Table 6. Comparison of lists compiled by Campbell et al. (1997), and the present status of evidence for species regarded as being at risk from the indirect effects of pesticides.
|Species1||Campbell et al.2||Current evidence3|
|Grey Partridge Perdix perdix||Y||Y|
|Tree Sparrow Passer montanus||P||(P)|
|Bullfinch Pyrrhula pyrrhula||P||n.d.|
|Song Thrush Turdus philomelos||P||n.d.|
|Lapwing Vanellus vanellus||P||(N)|
|Reed Bunting Emberiza schoeniclus||P||n.d.|
|Skylark Alauda arvensis||P||P|
|Linnet Carduelis cannabina||P||(P)|
|Barn Swallow Hirundo rustica||P||(N)|
|Blackbird Turdus merula||P||n.d.|
|Starling Sturnus vulgaris||P||n.d.|
|Corn Bunting Miliaria calandra||(P)||Y|
|Spotted Flycatcher Muscicapa striata||(P)||n.d.|
|Sand Martin Riparia riparia||(P)||n.d.|
|Mistle Thrush Turdus viscivorus||(P)||n.d.|
|Yellow Wagtail Motacilla flava flavissima||(P)||(P)|
|Dunnock Prunella modularis||(P)||n.d.|
|Yellowhammer Emberiza citronella||(P)||Y|
|Red-backed Shrike Lanius collurio||(P)||(P)|
|Turtle Dove Streptopelia turtur||–||(P)|
A number of potential measures are available to offset indirect effects of pesticides. The most obvious is minimizing the use of potentially damaging pesticides. This applies particularly to insecticides, which are generally applied in response to a pest outbreak. Wherever possible, thresholds should be applied and spraying only carried out when pest levels exceed thresholds. In some cases, a choice of products is available, and in such cases, the product that is less toxic to non-target species is to be preferred. There may also be scope for altering the timing or dose applied to reduce impacts on non-target organisms.

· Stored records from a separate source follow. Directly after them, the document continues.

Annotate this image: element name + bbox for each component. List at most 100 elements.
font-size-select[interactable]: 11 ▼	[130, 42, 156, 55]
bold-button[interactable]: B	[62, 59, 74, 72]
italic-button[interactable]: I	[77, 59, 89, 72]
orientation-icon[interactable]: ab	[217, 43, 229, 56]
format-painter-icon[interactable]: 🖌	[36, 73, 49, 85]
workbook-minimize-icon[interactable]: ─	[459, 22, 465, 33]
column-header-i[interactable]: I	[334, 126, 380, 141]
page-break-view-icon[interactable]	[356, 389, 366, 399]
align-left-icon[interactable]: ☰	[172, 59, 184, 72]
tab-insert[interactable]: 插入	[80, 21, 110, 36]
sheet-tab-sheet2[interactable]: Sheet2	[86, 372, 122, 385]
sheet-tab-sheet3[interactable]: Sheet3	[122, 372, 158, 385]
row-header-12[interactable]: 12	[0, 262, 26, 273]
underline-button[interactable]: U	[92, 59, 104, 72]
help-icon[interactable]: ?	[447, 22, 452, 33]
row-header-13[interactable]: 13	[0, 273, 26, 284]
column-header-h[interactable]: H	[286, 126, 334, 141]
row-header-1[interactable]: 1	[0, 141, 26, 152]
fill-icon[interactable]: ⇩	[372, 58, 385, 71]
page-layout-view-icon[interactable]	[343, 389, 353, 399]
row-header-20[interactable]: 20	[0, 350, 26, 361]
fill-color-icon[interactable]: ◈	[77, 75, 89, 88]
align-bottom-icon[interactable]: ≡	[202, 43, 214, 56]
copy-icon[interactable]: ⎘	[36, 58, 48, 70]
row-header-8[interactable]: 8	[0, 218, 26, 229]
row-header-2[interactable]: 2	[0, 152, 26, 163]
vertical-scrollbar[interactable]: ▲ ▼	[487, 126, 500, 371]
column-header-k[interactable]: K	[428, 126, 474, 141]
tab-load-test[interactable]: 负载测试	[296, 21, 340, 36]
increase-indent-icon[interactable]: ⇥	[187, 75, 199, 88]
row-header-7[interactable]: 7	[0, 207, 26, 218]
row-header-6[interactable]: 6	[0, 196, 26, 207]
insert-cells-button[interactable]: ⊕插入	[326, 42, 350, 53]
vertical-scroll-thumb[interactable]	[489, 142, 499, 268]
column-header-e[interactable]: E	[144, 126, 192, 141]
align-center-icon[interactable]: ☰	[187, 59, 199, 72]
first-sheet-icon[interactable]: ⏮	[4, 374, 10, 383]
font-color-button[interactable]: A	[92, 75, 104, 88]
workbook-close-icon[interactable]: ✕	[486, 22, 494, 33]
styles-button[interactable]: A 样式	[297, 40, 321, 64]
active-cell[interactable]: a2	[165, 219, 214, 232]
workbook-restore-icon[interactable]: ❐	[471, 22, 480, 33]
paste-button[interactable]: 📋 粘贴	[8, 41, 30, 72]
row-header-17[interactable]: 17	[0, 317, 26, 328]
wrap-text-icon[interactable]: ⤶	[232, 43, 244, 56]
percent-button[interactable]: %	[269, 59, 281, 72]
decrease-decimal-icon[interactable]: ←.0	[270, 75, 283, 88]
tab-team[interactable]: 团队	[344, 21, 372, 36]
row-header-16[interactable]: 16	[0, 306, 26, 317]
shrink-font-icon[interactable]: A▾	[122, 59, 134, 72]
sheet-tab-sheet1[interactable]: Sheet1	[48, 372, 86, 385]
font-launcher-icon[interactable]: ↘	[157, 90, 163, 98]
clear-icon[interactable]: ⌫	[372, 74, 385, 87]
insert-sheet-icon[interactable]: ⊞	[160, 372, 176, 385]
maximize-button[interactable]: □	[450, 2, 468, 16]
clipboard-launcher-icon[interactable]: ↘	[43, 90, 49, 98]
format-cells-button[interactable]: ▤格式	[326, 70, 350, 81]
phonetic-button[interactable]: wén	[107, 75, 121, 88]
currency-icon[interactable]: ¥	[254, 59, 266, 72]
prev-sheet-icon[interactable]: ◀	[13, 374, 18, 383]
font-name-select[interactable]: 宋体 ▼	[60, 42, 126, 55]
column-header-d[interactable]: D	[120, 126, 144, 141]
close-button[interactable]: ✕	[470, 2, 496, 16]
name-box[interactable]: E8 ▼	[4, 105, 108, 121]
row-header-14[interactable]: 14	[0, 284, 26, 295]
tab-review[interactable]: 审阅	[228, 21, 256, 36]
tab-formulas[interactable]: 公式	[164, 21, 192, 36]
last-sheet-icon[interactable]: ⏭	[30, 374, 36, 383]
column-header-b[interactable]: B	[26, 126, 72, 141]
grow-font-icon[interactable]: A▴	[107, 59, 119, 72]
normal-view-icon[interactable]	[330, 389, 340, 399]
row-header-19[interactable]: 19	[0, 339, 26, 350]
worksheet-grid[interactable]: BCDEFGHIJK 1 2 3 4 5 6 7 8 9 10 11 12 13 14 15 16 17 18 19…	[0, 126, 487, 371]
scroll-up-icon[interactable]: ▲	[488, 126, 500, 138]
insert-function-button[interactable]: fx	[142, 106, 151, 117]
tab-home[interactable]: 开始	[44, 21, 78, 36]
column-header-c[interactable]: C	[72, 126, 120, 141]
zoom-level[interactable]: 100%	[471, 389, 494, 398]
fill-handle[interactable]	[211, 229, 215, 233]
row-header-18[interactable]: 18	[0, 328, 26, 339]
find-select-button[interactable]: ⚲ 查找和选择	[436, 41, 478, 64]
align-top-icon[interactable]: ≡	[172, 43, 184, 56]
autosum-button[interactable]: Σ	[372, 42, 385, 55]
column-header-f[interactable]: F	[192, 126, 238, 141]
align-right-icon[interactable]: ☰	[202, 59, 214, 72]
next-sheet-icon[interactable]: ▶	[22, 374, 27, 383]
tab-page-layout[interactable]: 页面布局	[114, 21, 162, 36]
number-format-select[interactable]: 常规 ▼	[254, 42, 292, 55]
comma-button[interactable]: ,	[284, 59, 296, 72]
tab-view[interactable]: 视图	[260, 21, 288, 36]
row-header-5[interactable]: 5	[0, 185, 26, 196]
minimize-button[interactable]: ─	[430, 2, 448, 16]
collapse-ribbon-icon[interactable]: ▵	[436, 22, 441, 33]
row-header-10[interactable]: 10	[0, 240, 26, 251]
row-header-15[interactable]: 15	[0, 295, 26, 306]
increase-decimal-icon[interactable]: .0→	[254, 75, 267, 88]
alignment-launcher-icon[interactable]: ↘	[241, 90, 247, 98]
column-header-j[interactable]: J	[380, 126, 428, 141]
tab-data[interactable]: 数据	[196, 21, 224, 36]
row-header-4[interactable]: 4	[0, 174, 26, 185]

Where there is use of products known to be harmful to bird food resources, measures to reduce impact may be taken, such as leaving an untreated buffer zone around the edge of the field (mitigation), or alternative food-rich habitat may be provided (compensation). An example of the former is the use of unsprayed or ‘conservation’ headlands around cereal fields, which have been shown to increase the survival of Grey Partridge chicks (Rands 1985, 1986). A number of suitable measures are now funded by the European Union and national governments under agri-environment schemes.